Tata Group announced the transfer of its branded food business from Tata Chemicals Ltd (TCL) to Tata Global Beverages Ltd (TGBL) in an all-shares deal.
The deal is expected to create a more than Rs 9,000-crore turnover giant. As per the deal, TGBL will buy the business of selling edible salt, spices and lentils and give shares in return to TCL. After the merger deal, TGBL will be known as Tata Consumer Products Ltd. The transaction is subject to statutory and regulatory approvals, including those of the National Company Law Tribunal (NCLT), stock exchanges, Securities and Exchange Board of India (SEBI) and shareholders.
The deal is a part of the business strategy initiated by Tata Group Chairman N Chandrasekaran to reduce the overlap between group companies and consolidate businesses sharing similar synergies and adjacencies within the conglomerate.
Commenting on the announcement, Chandrasekaran said, "Tata Consumer Products consolidates our current presence in food and beverages in the fast-growing consumer sector.

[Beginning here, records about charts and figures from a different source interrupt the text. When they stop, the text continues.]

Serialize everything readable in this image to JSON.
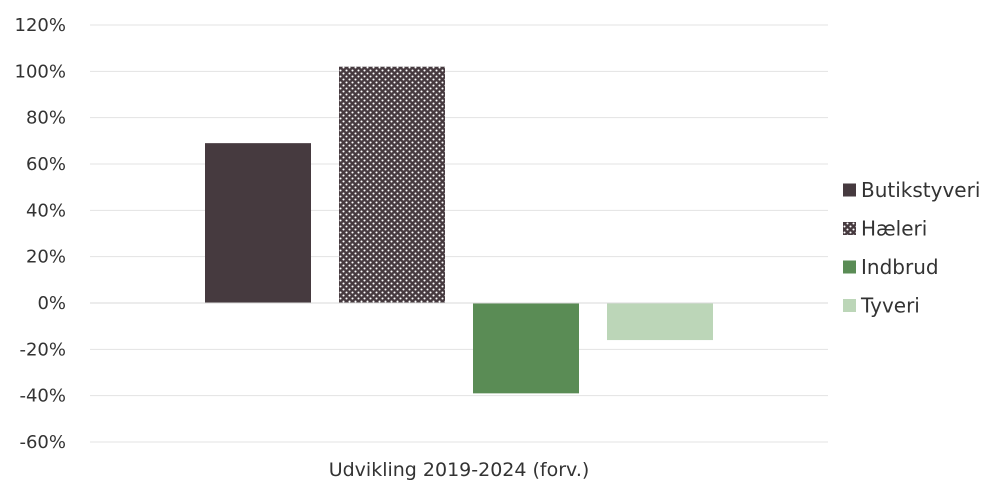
{
  "chart_data": {
    "type": "bar",
    "categories": [
      "Udvikling 2019-2024 (forv.)"
    ],
    "series": [
      {
        "name": "Butikstyveri",
        "values": [
          69
        ],
        "color": "#463a3f",
        "pattern": "solid"
      },
      {
        "name": "Hæleri",
        "values": [
          102
        ],
        "color": "#463a3f",
        "pattern": "dots"
      },
      {
        "name": "Indbrud",
        "values": [
          -39
        ],
        "color": "#5a8c55",
        "pattern": "solid"
      },
      {
        "name": "Tyveri",
        "values": [
          -16
        ],
        "color": "#bcd6b8",
        "pattern": "solid"
      }
    ],
    "yticks": [
      "120%",
      "100%",
      "80%",
      "60%",
      "40%",
      "20%",
      "0%",
      "-20%",
      "-40%",
      "-60%"
    ],
    "ylim": [
      -60,
      120
    ],
    "y_unit": "%",
    "grid": true,
    "legend_position": "right",
    "title": "",
    "xlabel": "",
    "ylabel": ""
  }
}
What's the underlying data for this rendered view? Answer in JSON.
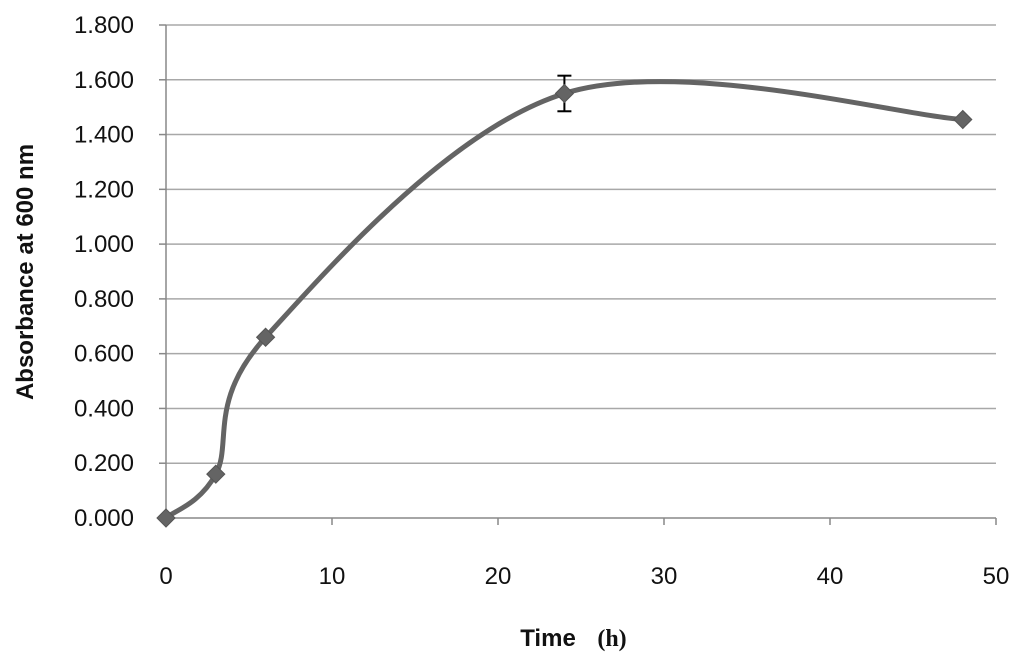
{
  "chart_data": {
    "type": "line",
    "title": "",
    "xlabel": "Time",
    "xlabel_unit": "(h)",
    "ylabel": "Absorbance at 600 nm",
    "xlim": [
      0,
      50
    ],
    "ylim": [
      0,
      1.8
    ],
    "x_ticks": [
      "0",
      "10",
      "20",
      "30",
      "40",
      "50"
    ],
    "y_ticks": [
      "0.000",
      "0.200",
      "0.400",
      "0.600",
      "0.800",
      "1.000",
      "1.200",
      "1.400",
      "1.600",
      "1.800"
    ],
    "grid": "horizontal",
    "legend": "none",
    "smooth": true,
    "series": [
      {
        "color": "#646464",
        "marker": "diamond",
        "x": [
          0,
          3,
          6,
          24,
          48
        ],
        "y": [
          0.0,
          0.16,
          0.66,
          1.55,
          1.455
        ],
        "error": [
          0,
          0,
          0,
          0.065,
          0
        ]
      }
    ]
  }
}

Through this combination, we have created a strong growth platform to meet the growing aspirations of Indian consumers."
According to the company statement, the boards of directors of TGBL and TCL, at their meetings on Wednesday, approved the de-merger of the consumer products business of TCL into TGBL. "Each shareholder of TCL will get 1.14 new equity shares of TFBL for every one equity share held. The proposed transaction will create a focused consumer products company with a combined turnover of Rs 9,099 crore and an Ebitda of Rs 1,154 crore," it said.